Classical educators are well aware of this controversy. It all began with Herodotus, that debunked teller of tales. A man who thought that “custom was king,” that what we needed from history was a guide to moral choices. Not too many years later the seeds of modernity were planted in the historian Thucydides, that politico of war and stratagems. The Peloponnesian War is no Iliad, its strategy is not balanced with story.

After our conversation James sent me a link to Robert D Kaplan’s 2007 defense of Herodotus in The Atlantic:

“If we have learned anything during this age of speedier and increasingly numerous interactions between peoples with different historical experiences, it is that facts matter less than perceptions, especially perceptions informed by raw emotions. It is what people believe that is crucial, not what they actually know. What is needed, therefore, beyond guiding philosophical principles, is a vivid appreciation of just what’s out there, in the form of the myths, passions, and irrationalities that in any age are central to decision making and, in a larger sense, to the human spirit itself. Romance, rather than being antithetical to realism, is a necessary component of it.”

Enter Downton Abbey and a renewed interest in World War I: Herodotus in the form of the lovely men of Oxford against Thucydides and the machine of war. You could almost say that WWI was Herodotus’s last stand. The Proud Tower of classical education, western civilization, and ordered society was falling in Britain but before it fell it left us with a body of romantic history unrivaled since a blind poet listened to his muse.
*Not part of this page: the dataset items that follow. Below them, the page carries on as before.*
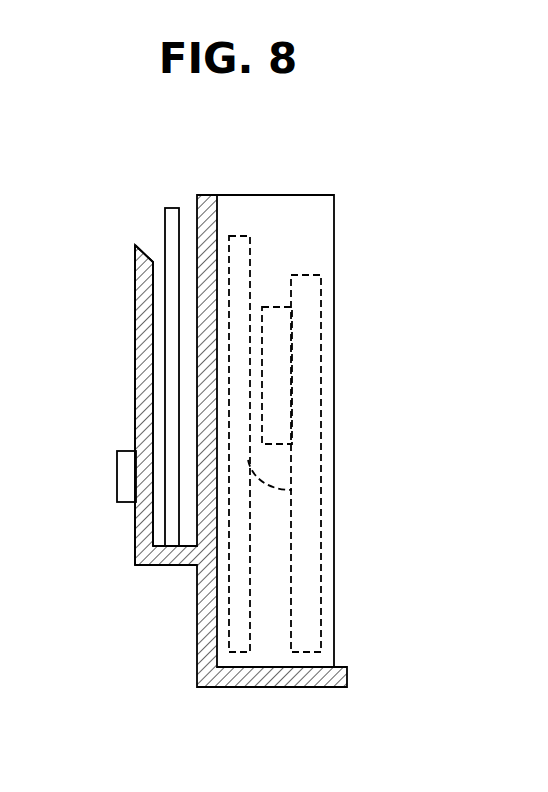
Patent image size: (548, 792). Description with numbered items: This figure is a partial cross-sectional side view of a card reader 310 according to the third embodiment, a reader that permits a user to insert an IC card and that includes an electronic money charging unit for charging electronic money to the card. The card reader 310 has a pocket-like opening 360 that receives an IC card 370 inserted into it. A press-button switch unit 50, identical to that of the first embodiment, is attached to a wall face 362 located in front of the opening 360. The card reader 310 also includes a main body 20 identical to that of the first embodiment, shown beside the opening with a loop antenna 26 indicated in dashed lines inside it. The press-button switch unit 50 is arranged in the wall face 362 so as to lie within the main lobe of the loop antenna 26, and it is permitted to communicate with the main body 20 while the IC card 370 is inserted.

The card reader 310 is at (324, 173).
The opening 360 is at (186, 218).
The wall face 362 is at (135, 353).
The IC card 370 is at (170, 208).
The press-button switch unit 50 is at (117, 473).
The main body 20 is at (275, 195).
The loop antenna 26 is at (250, 627).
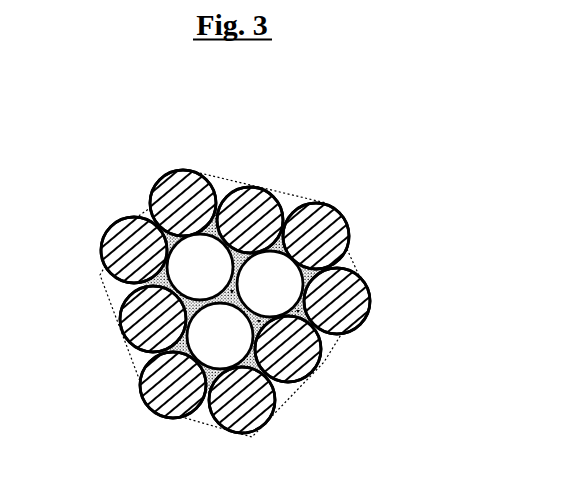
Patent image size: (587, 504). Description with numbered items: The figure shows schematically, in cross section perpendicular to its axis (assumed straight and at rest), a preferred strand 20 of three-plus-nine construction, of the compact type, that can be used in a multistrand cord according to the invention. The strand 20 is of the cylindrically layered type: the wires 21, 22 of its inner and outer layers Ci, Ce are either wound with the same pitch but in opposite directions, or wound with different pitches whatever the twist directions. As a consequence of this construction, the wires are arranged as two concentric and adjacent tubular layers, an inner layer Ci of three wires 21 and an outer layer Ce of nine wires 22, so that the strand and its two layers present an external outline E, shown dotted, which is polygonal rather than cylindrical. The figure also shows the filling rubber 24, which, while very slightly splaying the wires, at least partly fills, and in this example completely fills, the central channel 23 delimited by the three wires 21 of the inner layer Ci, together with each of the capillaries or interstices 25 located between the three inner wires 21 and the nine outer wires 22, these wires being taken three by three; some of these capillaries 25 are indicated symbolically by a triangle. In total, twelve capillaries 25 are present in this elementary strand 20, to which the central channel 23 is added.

The strand 20 is at (337, 185).
The wires of the inner layer 21 is at (222, 335).
The wires of the outer layer 22 is at (154, 320).
The central channel 23 is at (232, 295).
The filling rubber 24 is at (215, 228).
The capillaries or interstices 25 is at (297, 313).
The outer layer Ce is at (136, 208).
The inner layer Ci is at (180, 352).
The external outline E is at (330, 357).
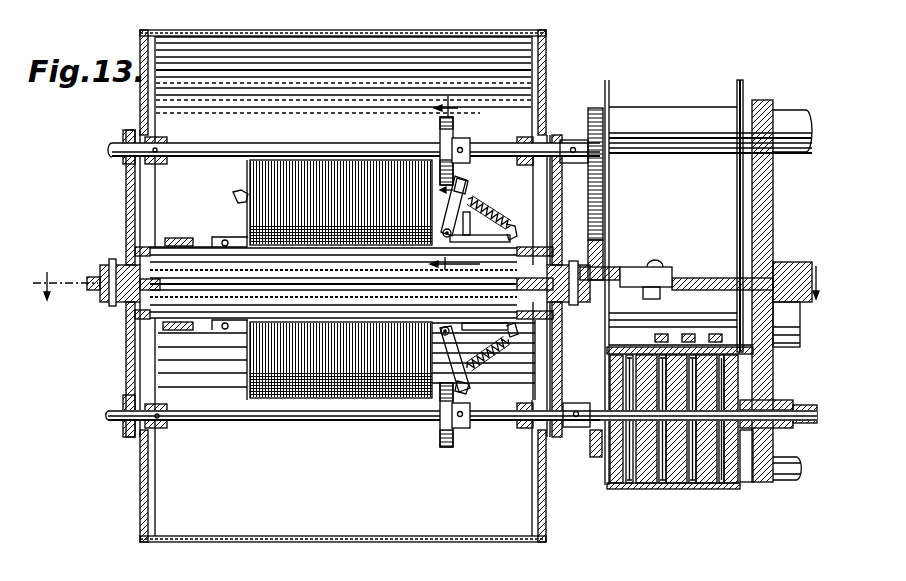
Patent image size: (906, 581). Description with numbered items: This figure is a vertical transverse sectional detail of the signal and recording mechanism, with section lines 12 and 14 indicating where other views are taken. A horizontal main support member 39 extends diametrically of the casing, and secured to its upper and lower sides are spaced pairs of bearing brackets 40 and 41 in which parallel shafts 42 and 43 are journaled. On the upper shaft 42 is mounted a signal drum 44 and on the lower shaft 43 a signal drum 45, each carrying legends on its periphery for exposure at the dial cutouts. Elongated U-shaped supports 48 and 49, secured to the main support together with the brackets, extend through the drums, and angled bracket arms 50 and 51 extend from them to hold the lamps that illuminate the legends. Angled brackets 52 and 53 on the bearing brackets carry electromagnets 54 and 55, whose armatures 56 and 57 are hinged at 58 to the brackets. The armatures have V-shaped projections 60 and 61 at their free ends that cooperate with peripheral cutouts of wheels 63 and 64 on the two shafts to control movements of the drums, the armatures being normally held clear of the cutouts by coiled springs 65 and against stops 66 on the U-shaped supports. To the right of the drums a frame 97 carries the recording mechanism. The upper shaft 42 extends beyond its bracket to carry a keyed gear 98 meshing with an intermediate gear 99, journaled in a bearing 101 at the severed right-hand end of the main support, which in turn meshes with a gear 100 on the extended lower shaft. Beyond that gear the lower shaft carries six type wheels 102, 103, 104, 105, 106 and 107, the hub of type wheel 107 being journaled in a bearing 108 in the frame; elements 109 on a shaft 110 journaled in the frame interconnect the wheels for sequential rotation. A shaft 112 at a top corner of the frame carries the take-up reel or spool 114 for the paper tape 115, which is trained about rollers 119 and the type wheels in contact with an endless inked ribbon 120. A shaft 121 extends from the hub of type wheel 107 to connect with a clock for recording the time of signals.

The section line 12- 12 is at (430, 295).
The section line 14- 14 is at (432, 116).
The main support member 39 is at (789, 275).
The bearing brackets 40 is at (126, 205).
The bearing brackets 41 is at (126, 362).
The upper shaft 42 is at (244, 150).
The lower shaft 43 is at (229, 421).
The signal drum 44 is at (349, 30).
The signal drum 45 is at (349, 543).
The U-shaped support 48 is at (135, 250).
The U-shaped support 49 is at (135, 314).
The angled bracket arm 50 is at (172, 238).
The angled bracket arm 51 is at (193, 330).
The angled bracket 52 is at (244, 229).
The angled bracket 53 is at (238, 372).
The electromagnet 54 is at (337, 160).
The electromagnet 55 is at (340, 400).
The armature 56 is at (470, 199).
The armature 57 is at (471, 378).
The hinge 58 is at (480, 227).
The V-shaped projection 60 is at (468, 186).
The V-shaped projection 61 is at (470, 389).
The wheel 63 is at (452, 127).
The wheel 64 is at (455, 437).
The coiled spring 65 is at (563, 338).
The stop 66 is at (491, 214).
The frame 97 is at (760, 100).
The gear 98 is at (592, 108).
The intermediate gear 99 is at (588, 256).
The gear 100 is at (590, 440).
The bearing 101 is at (640, 265).
The type wheel 102 is at (618, 486).
The type wheel 103 is at (631, 486).
The type wheel 104 is at (655, 486).
The type wheel 105 is at (676, 486).
The type wheel 106 is at (705, 486).
The type wheel 107 is at (729, 486).
The bearing 108 is at (782, 426).
The elements 109 is at (714, 334).
The shaft 110 is at (773, 358).
The shaft 112 is at (814, 130).
The reel or spool 114 is at (737, 88).
The paper tape 115 is at (706, 527).
The rollers 119 is at (660, 335).
The inked ribbon 120 is at (718, 318).
The shaft 121 is at (798, 456).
Paul Fussell has written a history of WWI, The Great War and Modern Memory, which is a perfect balance of fact and romance. Fussell often uses those famous Oxford (etc.) poets to illustrate the facts of WWI in his respected history. Fussell’s history can remind Christian classical educators, who have been enjoying Downton Abbey, why stories are the flesh of history.

By all the glories of the day
And the cool evening’s benison,
By the last sunset touch that lay
Upon the hills when day was done,
By beauty lavishly outpoured
And blessings carelessly received,
By all the days that I have lived
Make me a soldier, Lord.
(William Noel Hodgson)

Robert D Kaplan ends his article with an apology for the marriage of fact to romance:

“It would be naive to think that our world is not, in its own way, just as fantastic, just as unreasonable. Given the adversaries we have fought, and are likely to fight still; given the mirages that cloud our own judgment about distant places about which we think we know much, but in fact know little; given all of that, the dreamlike delusions and psychoses revealed in the stories of Herodotus provide a richer insight into what we are up against than does much contemporary analysis. Coping with the world of the coming decades will require an arresting imagination. Leaders who cannot mentally escape their own narrow slots of existence will fail. Herodotus will be as valuable as Thucydides.”

Where is the truth of history? Most moderns would confidently affirm that truth is not found in romance and yet, the facts without romance can never supply it either. Sadly, we are more likely to be deceived by facts and never even know what hit us, than by story. World War I is a great place to start untangling ourselves, for the sake of our children.